The Sainte-Marie Story

Wendake: the land apart

The story of Sainte-Marie among the Hurons dates back almost four hundred years. Wendake (“the land apart”) was the ancestral homeland of the Huron Wendat nation, a branch of the Iroquoian family. The Wendat were a matrilineal society of skilled traders and farmers.

Following the trail of French explorer Samuel de Champlain, French Jesuit priests arrived in Wendake early in the 17th century. An international order, the Jesuits operated like an army, dedicated to spreading Catholicism throughout the world. They believed that the first step in converting a person to Christianity was to educate him.

The Jesuits established themselves in Wendake. They travelled from village to village, learning the Wendat language and customs, and preaching to the Native people. Their Superior, Father Jérome Lalemant, dreamed of "building a house apart, remote from the vicinity of the villages, that would serve among other things for the retreat and meditation of our evangelistic labourers."

The mission is built

Courageous laymen travelled from France to build a mission on the banks of the Isaraqui (Wye) River in 1639. It was named Sainte-Marie among the Hurons. Huron is the French name for Wendat.

Hard work and dedication soon brought Sainte-Marie to virtual self-sufficiency, an impressive achievement for a community 1,200 kilometres from Quebec. It was to last only 10 years.

In the 17th century, the land we know as Canada was New France. The population numbered in the low hundreds, and most of the people lived along the Saint Lawrence River, their livelihood based on fish, furs and fledgling agriculture. We know the story of Sainte-Marie among the Hurons from the annual reports written by the Superior at Sainte-Marie. The reports, known as the Jesuit Relations, were sent to France via Quebec.

The mission is abandoned

The report written by Father Paul Ragueneau tells us the story of heartbreak and despair that led to the abandonment of Sainte-Marie among the Hurons.

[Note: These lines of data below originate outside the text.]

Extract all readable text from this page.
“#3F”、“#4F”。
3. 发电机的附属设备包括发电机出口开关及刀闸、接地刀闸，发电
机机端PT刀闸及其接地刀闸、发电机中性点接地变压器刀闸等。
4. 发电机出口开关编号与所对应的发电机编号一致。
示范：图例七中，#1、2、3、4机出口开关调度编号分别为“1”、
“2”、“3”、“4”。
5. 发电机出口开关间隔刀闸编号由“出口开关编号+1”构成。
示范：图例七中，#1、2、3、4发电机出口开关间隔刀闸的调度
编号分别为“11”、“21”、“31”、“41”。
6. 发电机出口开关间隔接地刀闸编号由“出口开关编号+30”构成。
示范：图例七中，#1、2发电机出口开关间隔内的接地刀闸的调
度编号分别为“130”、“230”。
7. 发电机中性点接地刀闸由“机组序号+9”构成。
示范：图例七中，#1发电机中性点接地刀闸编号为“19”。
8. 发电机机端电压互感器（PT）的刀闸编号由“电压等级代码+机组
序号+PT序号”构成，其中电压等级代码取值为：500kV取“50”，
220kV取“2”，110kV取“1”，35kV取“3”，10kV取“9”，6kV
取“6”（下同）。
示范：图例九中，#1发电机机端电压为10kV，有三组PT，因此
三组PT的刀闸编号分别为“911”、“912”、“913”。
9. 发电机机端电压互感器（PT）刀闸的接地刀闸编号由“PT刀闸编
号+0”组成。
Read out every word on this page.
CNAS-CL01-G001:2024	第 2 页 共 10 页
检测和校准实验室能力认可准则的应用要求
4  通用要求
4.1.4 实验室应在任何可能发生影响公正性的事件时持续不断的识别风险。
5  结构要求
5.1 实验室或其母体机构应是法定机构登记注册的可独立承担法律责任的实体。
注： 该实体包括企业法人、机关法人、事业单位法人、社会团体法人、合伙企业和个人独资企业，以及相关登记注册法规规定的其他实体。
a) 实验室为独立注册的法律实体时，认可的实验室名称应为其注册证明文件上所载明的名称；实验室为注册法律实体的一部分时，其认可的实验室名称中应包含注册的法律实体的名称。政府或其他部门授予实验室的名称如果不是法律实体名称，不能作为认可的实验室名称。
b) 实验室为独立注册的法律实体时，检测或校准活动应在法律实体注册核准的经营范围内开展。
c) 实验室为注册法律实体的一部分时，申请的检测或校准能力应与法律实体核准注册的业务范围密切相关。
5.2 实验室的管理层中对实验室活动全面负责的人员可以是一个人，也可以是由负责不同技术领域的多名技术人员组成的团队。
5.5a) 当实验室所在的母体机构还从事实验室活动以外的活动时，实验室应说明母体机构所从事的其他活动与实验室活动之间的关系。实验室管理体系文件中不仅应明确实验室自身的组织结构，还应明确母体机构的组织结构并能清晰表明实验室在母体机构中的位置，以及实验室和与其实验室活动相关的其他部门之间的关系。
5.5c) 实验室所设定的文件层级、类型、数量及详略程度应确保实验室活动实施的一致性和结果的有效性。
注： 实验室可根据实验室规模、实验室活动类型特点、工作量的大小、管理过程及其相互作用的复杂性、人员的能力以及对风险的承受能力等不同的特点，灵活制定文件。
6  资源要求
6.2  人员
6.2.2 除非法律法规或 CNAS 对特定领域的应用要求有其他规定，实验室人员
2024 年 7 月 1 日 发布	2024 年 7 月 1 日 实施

In the spring of 1649, attacks by the Iroquois increased. Under growing pressure, the Jesuit missionaries, their helpers and Wendat followers burned the settlement and abandoned it. They fled to St. Joseph Island (now Christian Island), where they endeavoured to establish a new Sainte-Marie. After a terrible winter of starvation and constant attack, the Frenchmen and the Christian Wendat returned to Quebec.

The Huron were settled on l'île d'Orléans in Quebec, where the Iroquois attacked the community. The surviving Wendat stayed in Quebec, and eventually gathered at Jeune Lorette in 1697, where they established their Huron culture and a nation known as Loretteville or Wendake. Today, it remains one of the largest Huron Wendat communities in Canada. At Sainte-Marie among the Hurons in Ontario, the grave of the martyred priests Brébeuf and Lalemant is a sacred place of Christian pilgrimage.

The ruins of Sainte-Marie lay undisturbed for almost three centuries. Archaeological excavations and historical research provided the information to accurately reconstruct many of the original mission buildings seen here today.